Blair possédait 50 acres de terre. En 1861, 60 % des fermes du comté d’Ontario avaient une superficie inférieure à 100 acres. Il en cultivait 41 ; la même année, la moyenne dans le comté était de 55. Il gardait trois porcs, pour la consommation domestique. Le beurre et la viande de ses sept bovins nourrissaient sa famille et lui rapportaient un petit revenu. Ses deux chevaux suffisaient tout juste aux travaux agricoles. Comme presque tous les autres fermiers du comté, c’est en vendant son blé qu’il obtenait le comptant nécessaire à l’achat des produits qu’il ne tirait pas de sa ferme. Avec le temps, la monoculture commença de faire sentir ses effets. En 1871, année de moisson abondante, Blair récolta 20 % de moins que dix ans auparavant, même s’il avait augmenté d’un tiers la superficie ensemencée. Le rendement de sa récolte de blé d’hiver fut deux fois moindre que ce qu’il avait déjà été ; quant à sa récolte de blé de printemps, elle fut de 9 boisseaux l’acre alors qu’elle avait été de 23 boisseaux en 1861. Non seulement le sol avait-il besoin d’une mise en jachère ou d’un changement de culture, mais étant donné que pour compenser, Blair avait semé des céréales sur une plus grande superficie, il n’avait plus assez de pâturage ni de foin. En outre, il avait maintenant des enfants à nourrir.

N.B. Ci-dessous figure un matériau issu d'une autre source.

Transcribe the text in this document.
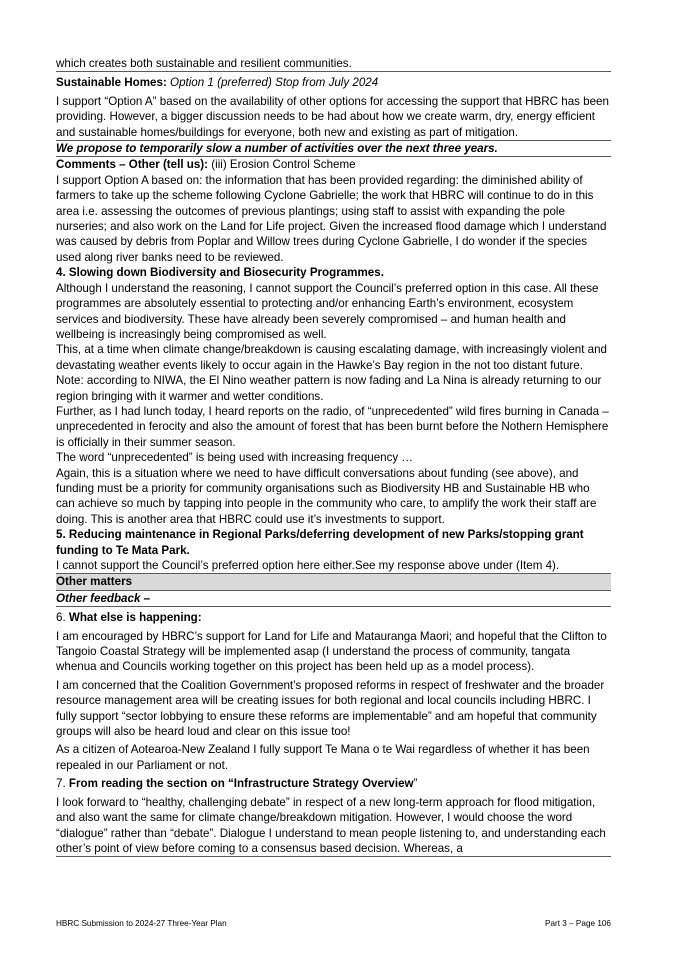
which creates both sustainable and resilient communities.

Sustainable Homes: Option 1 (preferred) Stop from July 2024

I support “Option A” based on the availability of other options for accessing the support that HBRC has been providing. However, a bigger discussion needs to be had about how we create warm, dry, energy efficient and sustainable homes/buildings for everyone, both new and existing as part of mitigation.

We propose to temporarily slow a number of activities over the next three years.

Comments – Other (tell us): (iii) Erosion Control Scheme

I support Option A based on: the information that has been provided regarding: the diminished ability of farmers to take up the scheme following Cyclone Gabrielle; the work that HBRC will continue to do in this area i.e. assessing the outcomes of previous plantings; using staff to assist with expanding the pole nurseries; and also work on the Land for Life project. Given the increased flood damage which I understand was caused by debris from Poplar and Willow trees during Cyclone Gabrielle, I do wonder if the species used along river banks need to be reviewed.

4. Slowing down Biodiversity and Biosecurity Programmes.

Although I understand the reasoning, I cannot support the Council’s preferred option in this case. All these programmes are absolutely essential to protecting and/or enhancing Earth’s environment, ecosystem services and biodiversity. These have already been severely compromised – and human health and wellbeing is increasingly being compromised as well.

This, at a time when climate change/breakdown is causing escalating damage, with increasingly violent and devastating weather events likely to occur again in the Hawke’s Bay region in the not too distant future.

Note: according to NIWA, the El Nino weather pattern is now fading and La Nina is already returning to our region bringing with it warmer and wetter conditions.

Further, as I had lunch today, I heard reports on the radio, of “unprecedented” wild fires burning in Canada – unprecedented in ferocity and also the amount of forest that has been burnt before the Nothern Hemisphere is officially in their summer season.

The word “unprecedented” is being used with increasing frequency …

Again, this is a situation where we need to have difficult conversations about funding (see above), and funding must be a priority for community organisations such as Biodiversity HB and Sustainable HB who can achieve so much by tapping into people in the community who care, to amplify the work their staff are doing. This is another area that HBRC could use it’s investments to support.

5. Reducing maintenance in Regional Parks/deferring development of new Parks/stopping grant funding to Te Mata Park.

I cannot support the Council’s preferred option here either.See my response above under (Item 4).

Other matters

Other feedback –

6. What else is happening:

I am encouraged by HBRC’s support for Land for Life and Matauranga Maori; and hopeful that the Clifton to Tangoio Coastal Strategy will be implemented asap (I understand the process of community, tangata whenua and Councils working together on this project has been held up as a model process).

I am concerned that the Coalition Government’s proposed reforms in respect of freshwater and the broader resource management area will be creating issues for both regional and local councils including HBRC. I fully support “sector lobbying to ensure these reforms are implementable” and am hopeful that community groups will also be heard loud and clear on this issue too!

As a citizen of Aotearoa-New Zealand I fully support Te Mana o te Wai regardless of whether it has been repealed in our Parliament or not.

7. From reading the section on “Infrastructure Strategy Overview”

I look forward to “healthy, challenging debate” in respect of a new long-term approach for flood mitigation, and also want the same for climate change/breakdown mitigation. However, I would choose the word “dialogue” rather than “debate”. Dialogue I understand to mean people listening to, and understanding each other’s point of view before coming to a consensus based decision. Whereas, a

HBRC Submission to 2024-27 Three-Year Plan	Part 3 – Page 106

Même si 50 bons acres, bien exploités, pouvaient subvenir aux besoins d’une famille, les choses ne pouvaient plus continuer ainsi.

En 1877, à l’âge de 51 ans, Blair vendit sa ferme (en réalisant même un bénéfice) et en acheta une autre, appelée Belleview, un peu au sud de Greenbank, dans le canton de Reach. La superficie cultivable de Belleview était deux fois plus grande que celle de son ancienne ferme (et elle était défrichée depuis moins longtemps) ; le pâturage était plus vaste, il y avait une érablière, un petit verger, un étang poissonneux, une grande maison et deux granges. Pourtant, Blair ne changea rien à ses méthodes. Il avait acquis son savoir et son expérience auprès de colons qui avaient appris par tâtonnements à exploiter des terres gagnées sur la forêt et ce, à une époque où il n’existait des débouchés que pour les céréales. Dans l’immédiat et à court terme, il n’y avait nulle raison de changer. L’élevage n’était pas une solution de rechange attrayante : il n’y avait pas de fromagerie et le marché de la viande n’était pas encore organisé dans la région. Blair était un homme prodigieusement industrieux, mais obstinément traditionaliste ; comme les autres fermiers du comté, il s’entêta à compter sur la culture céréalière quelques années de plus que la situation ne le justifiait. À l’âge de 70 ans, il confia la ferme à son fils James, qui passa peu à peu à l’agriculture mixte. Il mourut à Belleview à l’âge de 76 ans. Ce fermier et fils de fermier avait bien été de son milieu et de son temps : pour lui, obtenir des espèces sonnantes en vendant autre chose que du blé était virtuellement hors de question et, financièrement parlant, il n’avait jamais vraiment été au-dessus de ses affaires.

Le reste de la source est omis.